C’est même le 7ème si on compte Long gone desire, rectifie Pierre, un album que l’on avait fait juste après le premier. Mais c’est vrai que ce n’était pas un album officiel, il était juste destiné à être vendu à nos concerts. Ça aurait peut-être pu être davantage mais c’est déjà pas mal. Oui, le groupe a pas mal évolué. Nous avons commencé à huit et maintenant nous sommes cinq. Ça change forcément des choses artistiquement. Par contre, le Santa Cruz plus pop d’aujourd’hui a toujours été là, dès le 1er album. Un titre comme I Hate You était déjà très pop, tout comme Flowers For My Friends sur After Supper.
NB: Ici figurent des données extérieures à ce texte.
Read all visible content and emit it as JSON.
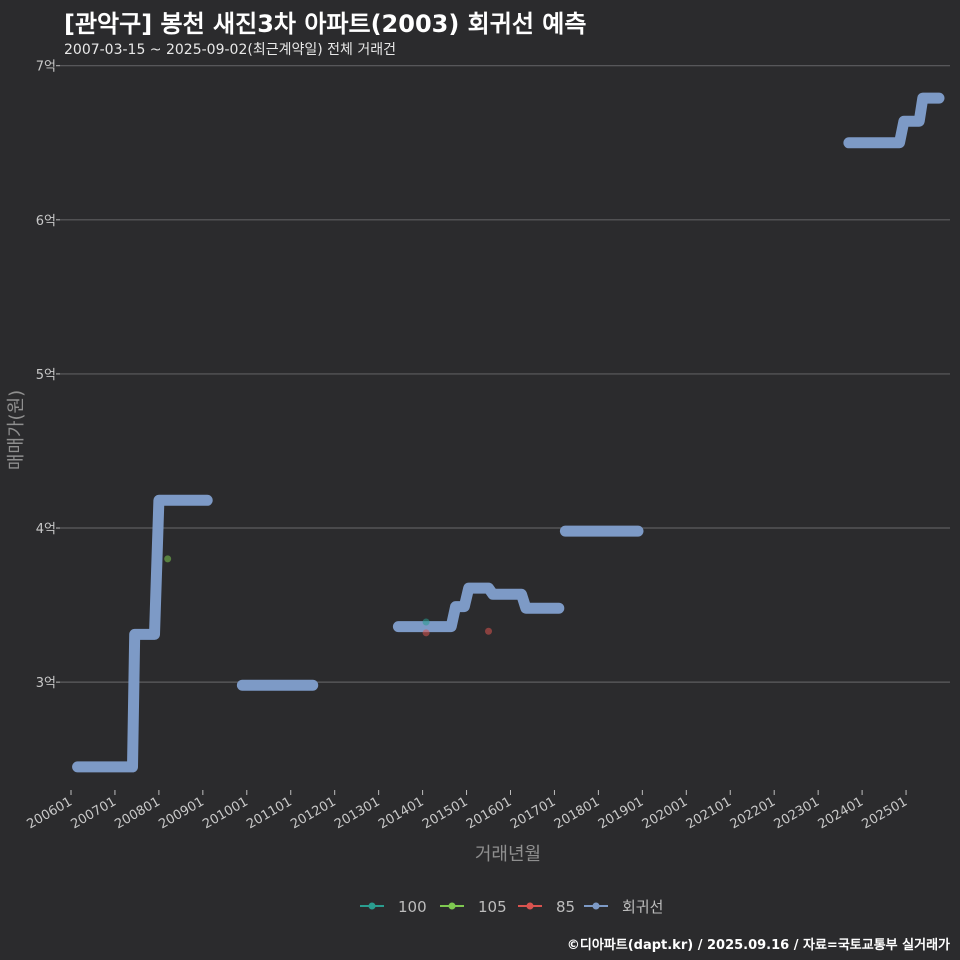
{
  "chart_data": {
    "type": "line",
    "title": "[관악구] 봉천 새진3차 아파트(2003) 회귀선 예측",
    "subtitle": "2007-03-15 ~ 2025-09-02(최근계약일) 전체 거래건",
    "xlabel": "거래년월",
    "ylabel": "매매가(원)",
    "credit": "©디아파트(dapt.kr) / 2025.09.16 / 자료=국토교통부 실거래가",
    "ylim": [
      2.3,
      7.05
    ],
    "y_ticks": [
      {
        "value": 3,
        "label": "3억"
      },
      {
        "value": 4,
        "label": "4억"
      },
      {
        "value": 5,
        "label": "5억"
      },
      {
        "value": 6,
        "label": "6억"
      },
      {
        "value": 7,
        "label": "7억"
      }
    ],
    "xlim": [
      2005.75,
      2026.0
    ],
    "x_ticks": [
      {
        "value": 2006,
        "label": "200601"
      },
      {
        "value": 2007,
        "label": "200701"
      },
      {
        "value": 2008,
        "label": "200801"
      },
      {
        "value": 2009,
        "label": "200901"
      },
      {
        "value": 2010,
        "label": "201001"
      },
      {
        "value": 2011,
        "label": "201101"
      },
      {
        "value": 2012,
        "label": "201201"
      },
      {
        "value": 2013,
        "label": "201301"
      },
      {
        "value": 2014,
        "label": "201401"
      },
      {
        "value": 2015,
        "label": "201501"
      },
      {
        "value": 2016,
        "label": "201601"
      },
      {
        "value": 2017,
        "label": "201701"
      },
      {
        "value": 2018,
        "label": "201801"
      },
      {
        "value": 2019,
        "label": "201901"
      },
      {
        "value": 2020,
        "label": "202001"
      },
      {
        "value": 2021,
        "label": "202101"
      },
      {
        "value": 2022,
        "label": "202201"
      },
      {
        "value": 2023,
        "label": "202301"
      },
      {
        "value": 2024,
        "label": "202401"
      },
      {
        "value": 2025,
        "label": "202501"
      }
    ],
    "series": [
      {
        "name": "100",
        "kind": "points",
        "color": "#2a9d8f",
        "points": [
          {
            "x": 2014.08,
            "y": 3.39
          }
        ]
      },
      {
        "name": "105",
        "kind": "points",
        "color": "#7ec850",
        "points": [
          {
            "x": 2008.2,
            "y": 3.8
          }
        ]
      },
      {
        "name": "85",
        "kind": "points",
        "color": "#d9534f",
        "points": [
          {
            "x": 2014.08,
            "y": 3.32
          },
          {
            "x": 2015.5,
            "y": 3.33
          }
        ]
      },
      {
        "name": "회귀선",
        "kind": "step",
        "color": "#7d9ac6",
        "segments": [
          [
            [
              2006.15,
              2.45
            ],
            [
              2007.4,
              2.45
            ],
            [
              2007.45,
              3.31
            ],
            [
              2007.9,
              3.31
            ],
            [
              2008.0,
              4.18
            ],
            [
              2009.1,
              4.18
            ]
          ],
          [
            [
              2009.9,
              2.98
            ],
            [
              2011.5,
              2.98
            ]
          ],
          [
            [
              2013.45,
              3.36
            ],
            [
              2014.65,
              3.36
            ],
            [
              2014.75,
              3.49
            ],
            [
              2014.95,
              3.49
            ],
            [
              2015.05,
              3.61
            ],
            [
              2015.5,
              3.61
            ],
            [
              2015.6,
              3.57
            ],
            [
              2016.25,
              3.57
            ],
            [
              2016.35,
              3.48
            ],
            [
              2017.1,
              3.48
            ]
          ],
          [
            [
              2017.25,
              3.98
            ],
            [
              2018.9,
              3.98
            ]
          ],
          [
            [
              2023.7,
              6.5
            ],
            [
              2024.85,
              6.5
            ],
            [
              2024.95,
              6.64
            ],
            [
              2025.3,
              6.64
            ],
            [
              2025.38,
              6.79
            ],
            [
              2025.75,
              6.79
            ]
          ]
        ]
      }
    ]
  }
}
Le bilan que j’en ferai c’est que si le groupe existe encore aujourd’hui, malgré toutes les péripéties, c’est qu’il se sent à chaque album un peu meilleur !
... avec un slogan clair... Here & Now... ici et maintenant.
C’est clairement notre album le plus ambitieux, j’espère qu’il va nous emmener plus loin que les précédents, qui nous avaient déjà emmenés un peu plus loin à chaque fois.
* août 2011
** à Carpentras, tenu par Manfred Kovacic qui fut 5 ans clavier et saxophoniste d'Alain Bashung.